Class is a hard-hitting performance of raw storytelling that interrogates the disparity between Britain’s haves and have nots through the experiences of Scottee, the show’s writer and sole performer.
Scottee grew up in poverty on a council estate in pre-gentrification Kentish Town, North London. He is quick to remind his audience that the area wasn’t always the haven for young professionals that it is today.
He points out that where there is now a ‘boujee café’ used to stand a Kwik Save. He then asks if anyone remembers the budget supermarket but swiftly corrects himself – this is a theatre, most of the audience must go to Waitrose.
This sets the tone for the following hour. Scottee recalls growing up in a mould-ridden flat, drinking heavily from an early age, seeing his peers caught up in crime and watching his mother work multiple jobs just to stay afloat, as he highlights how different his life has been from most of the audience’s.
The show is delivered in a personal and combative style. Laid bare, Scottee ranges from attacking the lack of inclusivity in the arts to describing how his upbringing generated feelings of self-hatred and inadequacy.
He speaks frankly about how he felt envy and then outright resentment for those who were more affluent and how this impacted on his mental health.
As a result, the audience are made to feel incredibly uncomfortable. Those in attendance become the villain of the piece. They are not merely asked to check their privilege or appreciate their place in the world but are held to account for their role in society being the way it is.
However, the show does have a blinkered view of the middle class. It suggests that the entire demographic shops in Waitrose, bakes sourdough bread in an AGA and owns several Range Rovers.
Though this may not be particularly helpful and is a slip from an otherwise well-observed performance, which risks losing the audience, the rest of the show makes holding such views understandable.
While there are nuances to middle-class life and a level of extreme wealth is by no means universal, to those without any of life’s luxuries, who are constantly having to look upwards, all of the ‘haves’ would look the same.

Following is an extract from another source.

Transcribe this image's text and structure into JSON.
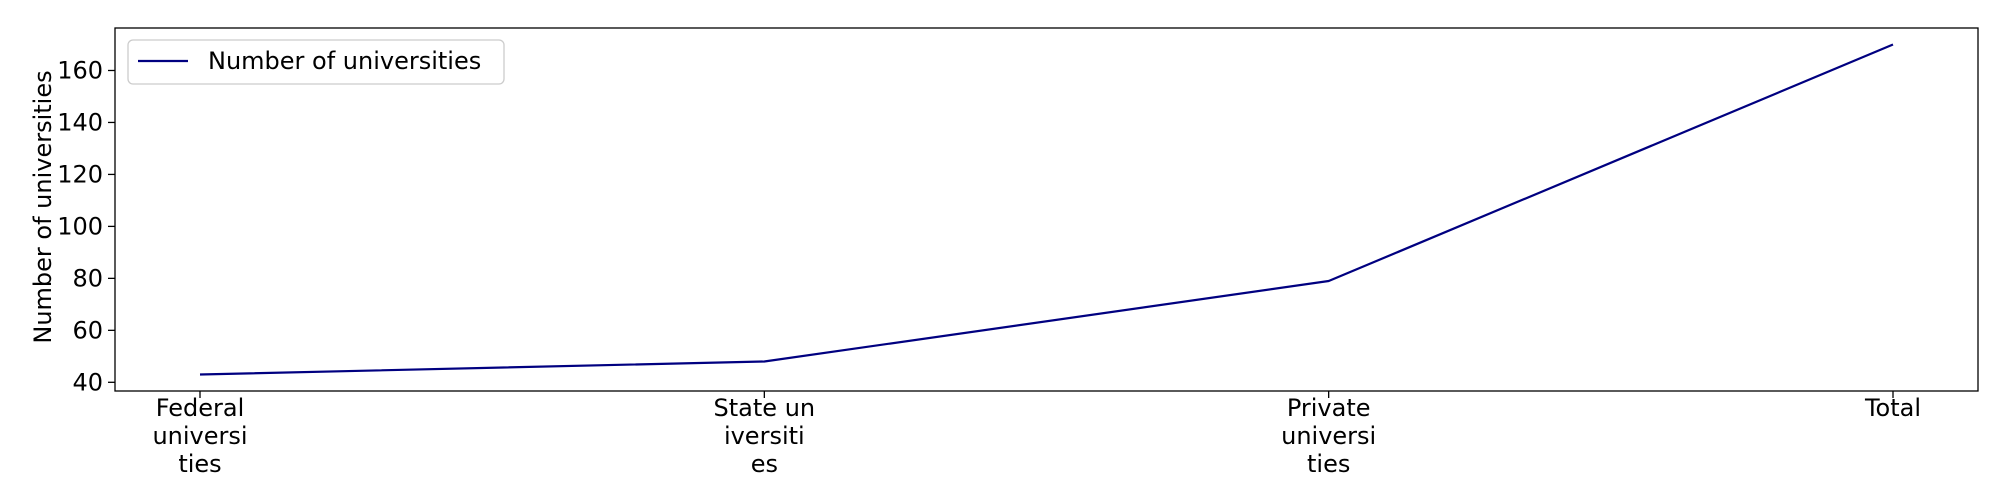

Nonetheless, it is not only the theatre-going classes that are held in disdain. The show takes a swipe at an entire structure and culture that has led to such stark social inequality. Trickle-down economics, poverty porn television shows and even notable columnists are lambasted for misrepresenting and failing working class interests.
The show takes a few missteps and occasionally struggles to maintain its momentum. Certain sections are a touch ham-fisted and don’t land, but overall, this is an engaging and powerful account of what it means to have grown up on the breadline.
The heavy themes are alleviated by moments of excellent comedy. Beautifully observed differences between the social classes are performed in an enthusiastic and unrestrained manner. The comedy not only breaks up intense periods but allows truths to hit home disguised with a coating of humour.
Class is an unrelenting, uncomfortable and unmissable commentary on how society treats its forgotten members. By providing a concentrated angry voice for the working class while forcing the more privileged into deep introspection and reflection, Scottee urges society to be better.
He warns us of what happens when people are left behind and leaves the stage after asking: “What are you going to do?”